Faktoren, die dazu führen können, dass Spiele länger dauern als erwartet

Neben Spielstruktur und Überstunden gibt es viele unvorhersehbare Verzögerungen, die beeinflussen, wie lange ein Eishockeyspiel dauert. Dazu gehören:

  • Verletzungsunterbrechungen mit medizinischer Versorgung auf dem Eis.
  • Ausrüstungsdefekte oder Eisreparaturen.
  • Videoüberprüfungen strittiger Tore, oft 5–10 Minuten lang.
  • Schlägereien, die längere Pausen durch Strafzeiten verursachen.
  • Stromausfälle oder Zamboni-Probleme in der Arena.
     
Kombinieren sich solche Störungen, kann ein Spiel leicht mehr als 3 Stunden dauern – also: planen Sie genügend Zeit ein!


Häufig gestellte Fragen

Wie viele Spieler sind gleichzeitig auf dem Eis?

Insgesamt zwölf Spieler – sechs pro Team: ein Torwart und fünf Feldspieler. Die Teams wechseln Spieler regelmäßig, um frische Kräfte zu bringen.


Was passiert bei einem Gleichstand in Playoff-Spielen?

In den Playoffs folgt auf ein Unentschieden eine unbegrenzte Anzahl von 20-minütigen Sudden-Death-Perioden. Es wird gespielt, bis ein Tor fällt – ein Sieger ist garantiert.

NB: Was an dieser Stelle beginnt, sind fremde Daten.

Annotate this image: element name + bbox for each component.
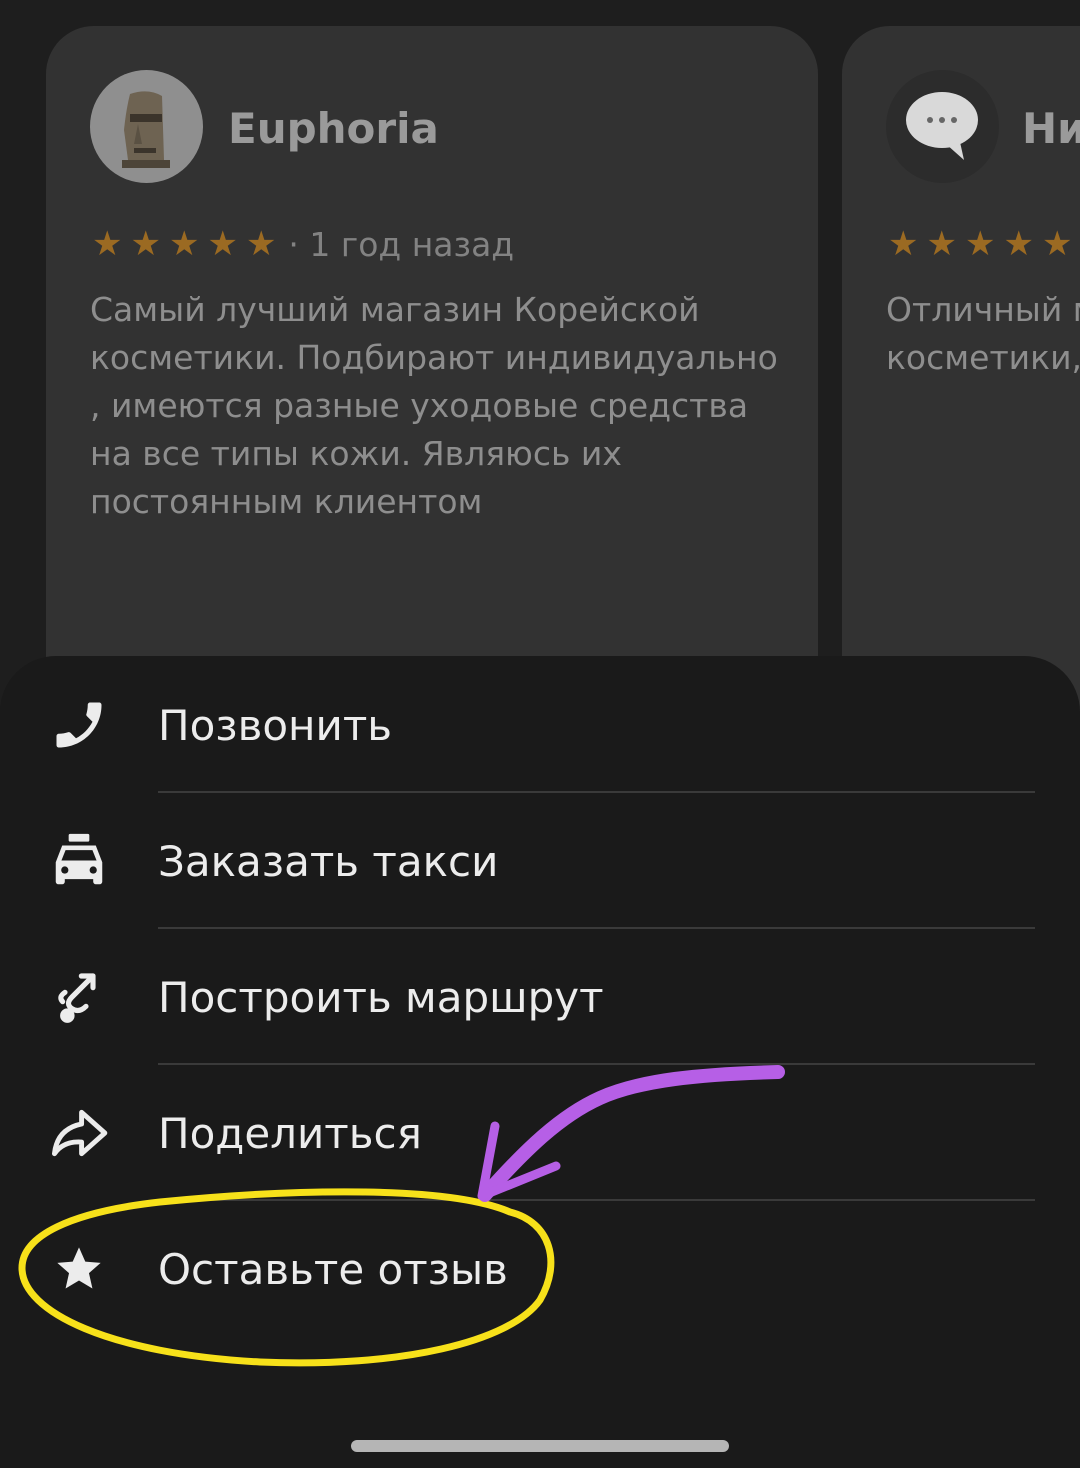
- review-card[interactable]: Euphoria ★ ★ ★ ★ ★ · 1 год назад Самый л…: [46, 26, 818, 726]
- avatar: [90, 70, 203, 183]
- menu-item-label: Поделиться: [158, 1108, 422, 1158]
- menu-item-taxi[interactable]: Заказать такси: [0, 793, 1080, 929]
- menu-item-call[interactable]: Позвонить: [0, 657, 1080, 793]
- route-icon: [44, 962, 114, 1032]
- rating-star-icon: ★: [964, 224, 996, 264]
- taxi-icon: [44, 826, 114, 896]
- review-text-line: косметики,: [886, 338, 1080, 377]
- review-author[interactable]: Ни: [1022, 104, 1080, 153]
- review-card[interactable]: Ни ★ ★ ★ ★ ★ Отличный м косметики,: [842, 26, 1080, 726]
- review-text-line: Отличный м: [886, 290, 1080, 329]
- menu-item-label: Оставьте отзыв: [158, 1244, 508, 1294]
- screen: Euphoria ★ ★ ★ ★ ★ · 1 год назад Самый л…: [0, 0, 1080, 1468]
- star-icon: [44, 1234, 114, 1304]
- home-indicator[interactable]: [351, 1440, 729, 1452]
- rating-star-icon: ★: [1003, 224, 1034, 264]
- rating-row: ★ ★ ★ ★ ★: [888, 222, 1080, 266]
- avatar: [886, 70, 999, 183]
- menu-item-label: Заказать такси: [158, 836, 499, 886]
- rating-star-icon: ★: [888, 224, 919, 264]
- phone-icon: [44, 690, 114, 760]
- review-date: · 1 год назад: [288, 224, 515, 264]
- rating-star-icon: ★: [92, 224, 123, 264]
- share-icon: [44, 1098, 114, 1168]
- review-text: Отличный м косметики,: [886, 286, 1080, 382]
- rating-star-icon: ★: [926, 224, 957, 264]
- menu-item-label: Построить маршрут: [158, 972, 604, 1022]
- rating-star-icon: ★: [245, 224, 277, 264]
- speech-bubble-icon: [906, 92, 978, 160]
- rating-star-icon: ★: [207, 224, 238, 264]
- menu-item-label: Позвонить: [158, 700, 393, 750]
- rating-star-icon: ★: [168, 224, 200, 264]
- rating-row: ★ ★ ★ ★ ★ · 1 год назад: [92, 222, 514, 266]
- review-text: Самый лучший магазин Корейской косметики…: [90, 290, 778, 521]
- review-author[interactable]: Euphoria: [228, 104, 439, 153]
- rating-star-icon: ★: [130, 224, 161, 264]
- rating-star-icon: ★: [1041, 224, 1073, 264]
- moai-icon: [122, 91, 170, 168]
- menu-item-route[interactable]: Построить маршрут: [0, 929, 1080, 1065]
- menu-item-share[interactable]: Поделиться: [0, 1065, 1080, 1201]
- menu-item-leave-review[interactable]: Оставьте отзыв: [0, 1201, 1080, 1337]
- actions-sheet: Позвонить Заказать такси Построить маршр…: [0, 656, 1080, 1468]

Wie lange dauert die Pause zwischen den Playoff-Spielen?

Meist 1–2 Tage. Die Pausen dienen der Erholung, taktischen Vorbereitung und der Reiseplanung zwischen den Spielorten.


Können Spiele wegen schlechten Wetters verschoben werden?

Normalerweise nicht, da Eishockey in Hallen gespielt wird. Ausnahmen gibt es bei Outdoor-Games, Stromausfällen oder Sicherheitsrisiken.


Wie unterscheidet sich die Spielzeit bei Jugend-Eishockey?

Jugendspiele dauern kürzer – oft 3x15 Minuten. Je älter die Spieler, desto näher rückt die Spielzeit an das Erwachsenenformat von 3x20 Minuten heran.